Thursday, April 4, 2013

My Breakup with Facebook

So, I decided to get rid of my Facebook. Both personal and shop Facebook have been deleted. Now, I didn't make this decision because I think Facebook is wrong, or terrible, or because I'm tired of the drama that I see on there. I've really enjoyed using Facebook for marketing and for social reasons.

So why did I delete it? Well, I found that its irrelevant to my life. Facebook does not help me become a more loving person. I don't see any benefits from using it. You may feel differently,  but these are just my thoughts and feelings. I've had Facebook since I was 17, and it has just outlived its usefulness. I'm tired of knowing my third cousin is having Mcdonalds with his girlfriend...I don't care that the girl I used to know (sort of) in highschool got her hair done at ChaChas last friday...


I also felt like I had spread myself to thin. Twitter, Facebook, Blog, Etsy--so many mediums that I am supposed to be using daily to interact with potential customers.  One of them had to go. I felt like Facebook was the one that took up most of my time, and not just marketing time--personal time also, because I have a Facebook for myself. The time I was spending updating my corporate and personal FB accounts was not paying off--no customers, no deep relationships have been forged in the two years I had my Silver Moon Creations account. And honestly, once I started this blog I updated less and less.

How I was using Facebook just felt so unnecessary to life, so I deleted it.

Another reason I decided to get rid of facebook was the drama it was creating in my marriage. I almost didn't talk about this but its so relevant! When Mr. Adventure and I were married, he didn't have a Facebook, and hadn't had one for three years. He didn't want me to have one either, for a reason I couldn't fathom. I mostly ignored his requests to delete my account, and wrote him off as "one of those social-misunderstanding men" who just didn't understand the "wonderful reasons I used needed Facebook".
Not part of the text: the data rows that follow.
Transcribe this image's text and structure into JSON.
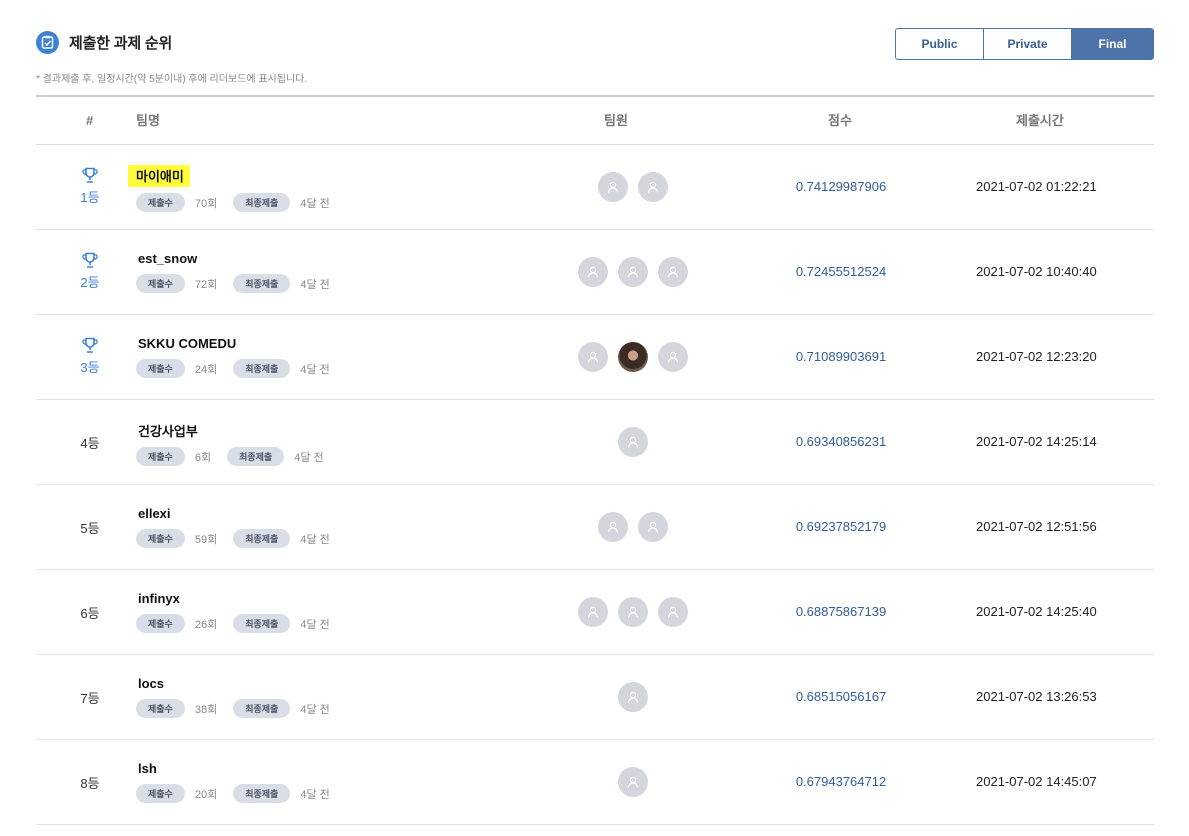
{
  "header": {
    "title": "제출한 과제 순위",
    "notice": "* 결과제출 후, 일정시간(약 5분이내) 후에 리더보드에 표시됩니다.",
    "tabs": [
      "Public",
      "Private",
      "Final"
    ],
    "active_tab": "Final"
  },
  "columns": {
    "rank": "#",
    "team": "팀명",
    "members": "팀원",
    "score": "점수",
    "time": "제출시간"
  },
  "labels": {
    "submissions_badge": "제출수",
    "last_submission_badge": "최종제출"
  },
  "rows": [
    {
      "rank": "1등",
      "team": "마이애미",
      "highlighted": true,
      "count": "70회",
      "ago": "4달 전",
      "members": [
        "default",
        "default"
      ],
      "score": "0.74129987906",
      "time": "2021-07-02 01:22:21"
    },
    {
      "rank": "2등",
      "team": "est_snow",
      "count": "72회",
      "ago": "4달 전",
      "members": [
        "default",
        "default",
        "default"
      ],
      "score": "0.72455512524",
      "time": "2021-07-02 10:40:40"
    },
    {
      "rank": "3등",
      "team": "SKKU COMEDU",
      "count": "24회",
      "ago": "4달 전",
      "members": [
        "default",
        "photo",
        "default"
      ],
      "score": "0.71089903691",
      "time": "2021-07-02 12:23:20"
    },
    {
      "rank": "4등",
      "team": "건강사업부",
      "count": "6회",
      "ago": "4달 전",
      "members": [
        "default"
      ],
      "score": "0.69340856231",
      "time": "2021-07-02 14:25:14"
    },
    {
      "rank": "5등",
      "team": "ellexi",
      "count": "59회",
      "ago": "4달 전",
      "members": [
        "default",
        "default"
      ],
      "score": "0.69237852179",
      "time": "2021-07-02 12:51:56"
    },
    {
      "rank": "6등",
      "team": "infinyx",
      "count": "26회",
      "ago": "4달 전",
      "members": [
        "default",
        "default",
        "default"
      ],
      "score": "0.68875867139",
      "time": "2021-07-02 14:25:40"
    },
    {
      "rank": "7등",
      "team": "locs",
      "count": "38회",
      "ago": "4달 전",
      "members": [
        "default"
      ],
      "score": "0.68515056167",
      "time": "2021-07-02 13:26:53"
    },
    {
      "rank": "8등",
      "team": "lsh",
      "count": "20회",
      "ago": "4달 전",
      "members": [
        "default"
      ],
      "score": "0.67943764712",
      "time": "2021-07-02 14:45:07"
    }
  ],
  "colors": {
    "accent": "#3b82d6",
    "tab_active": "#4e73a8",
    "score_text": "#2e5e9a",
    "highlight": "#fffc3a",
    "avatar_default": "#d3d6dc"
  },
  "icons": {
    "title": "clipboard-check-icon",
    "rank_top": "trophy-icon",
    "member": "user-avatar-icon"
  }
}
We then decided to compromise and make my Facebook a joint account so he could participate also. For some reason through, I really disliked sharing what I considered "my" Facebook. Cue discussions like "why did you make my status say "Tacos"? Him: "Its our status. And we are eating tacos." Me: "You can't have a status that just says tacos!"

To make a long story short, I finally decided it was in our best interest to just close down the account. Maybe one day I'll reopen it again; but when social media becomes an object of stress it needs to go.